Kubrick establishes Bowman’s POV through the window pod. Then it appears that Bowman sees his older self in his own POV:
DP Alik Sakharov and David Chase talked about the four Tony seeing himself in his own POV moments. As Chase discussed, Tony is projecting himself into or seeing his immediate future. The first is at the airport. The next 5 shots are in sequence as it appears that Tony sees himself enter his own POV:
The beginning of the final scene: The jump cut may suggest that Tony is “seeing” himself. Tony projects himself into his immediate here faster than the previous three scenes and sets up Tony’s final POV shot which projects Tony into his immediate future (a black screen or Tony “sees” his immediate future: eternal black nothingness). Or the scene could be read a different way that accomplishes the same purpose: With the jump cut scene in Holsten’s, unlike 2001, there is no cut back to Tony’s face to confirm he actually sees himself. Instead, the next shot shows Tony checking out the jukebox songs (see last shot in the sequence below). The purposes of these sequences is to establish, if somewhat subliminally, that the viewer will be sharing Tony’s POV in certain instances; all to set up the final 10 seconds of blackness from Tony’s POV.

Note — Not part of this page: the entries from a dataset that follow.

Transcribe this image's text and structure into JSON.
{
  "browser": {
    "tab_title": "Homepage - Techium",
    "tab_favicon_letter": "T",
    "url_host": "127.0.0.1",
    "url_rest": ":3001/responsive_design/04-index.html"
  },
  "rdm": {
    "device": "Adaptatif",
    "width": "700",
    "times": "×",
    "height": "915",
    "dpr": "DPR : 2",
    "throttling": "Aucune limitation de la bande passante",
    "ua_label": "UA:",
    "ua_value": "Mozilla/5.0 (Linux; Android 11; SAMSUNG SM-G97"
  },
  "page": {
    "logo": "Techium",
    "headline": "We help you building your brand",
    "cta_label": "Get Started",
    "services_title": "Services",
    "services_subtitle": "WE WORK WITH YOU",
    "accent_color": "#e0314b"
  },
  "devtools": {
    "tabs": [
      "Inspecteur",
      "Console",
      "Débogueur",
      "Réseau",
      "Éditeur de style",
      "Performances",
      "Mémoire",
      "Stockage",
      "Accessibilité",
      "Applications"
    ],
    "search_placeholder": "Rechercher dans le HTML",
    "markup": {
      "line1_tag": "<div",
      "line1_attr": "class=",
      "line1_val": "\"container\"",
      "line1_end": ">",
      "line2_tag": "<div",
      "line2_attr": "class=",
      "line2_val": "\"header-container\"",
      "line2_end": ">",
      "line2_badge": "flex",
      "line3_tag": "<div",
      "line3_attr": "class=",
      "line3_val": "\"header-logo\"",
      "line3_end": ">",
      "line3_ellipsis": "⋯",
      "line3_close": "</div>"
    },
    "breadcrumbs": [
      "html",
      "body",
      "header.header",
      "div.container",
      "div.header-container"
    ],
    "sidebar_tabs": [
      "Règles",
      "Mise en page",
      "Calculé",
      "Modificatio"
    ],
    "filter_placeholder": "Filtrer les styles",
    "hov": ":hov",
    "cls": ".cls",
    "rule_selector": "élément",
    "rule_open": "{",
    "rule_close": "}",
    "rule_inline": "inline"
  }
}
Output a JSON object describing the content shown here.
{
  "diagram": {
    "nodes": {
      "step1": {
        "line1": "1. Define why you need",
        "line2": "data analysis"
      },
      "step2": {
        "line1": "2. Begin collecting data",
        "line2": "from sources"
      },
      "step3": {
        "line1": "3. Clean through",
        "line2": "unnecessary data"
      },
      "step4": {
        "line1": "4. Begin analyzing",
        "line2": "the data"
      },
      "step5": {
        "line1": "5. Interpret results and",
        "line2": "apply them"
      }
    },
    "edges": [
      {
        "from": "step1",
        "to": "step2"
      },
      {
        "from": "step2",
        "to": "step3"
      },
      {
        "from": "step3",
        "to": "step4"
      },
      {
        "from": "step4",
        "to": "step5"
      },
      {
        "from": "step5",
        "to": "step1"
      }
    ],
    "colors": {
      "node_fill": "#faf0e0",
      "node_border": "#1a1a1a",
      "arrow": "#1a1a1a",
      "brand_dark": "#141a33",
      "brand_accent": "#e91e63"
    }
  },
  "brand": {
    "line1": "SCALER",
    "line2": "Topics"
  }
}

Furthering the connection to 2001: Both endings involve transformation. 2001 being hopeful and the The Sopranos being nihilistic. Here The dying Bowman wakes up and reaches out toward the monolith
Bowman reaches for the monolith directly in front of him
The monolith is shown from Bowman’s POV (much like the door of Holsten’s from Tony’s POV)
Bowman at death then transforms into the Star Child
By contrast, Tony looks up at the door of Holsten’s and in death transforms into eternal black nothingness.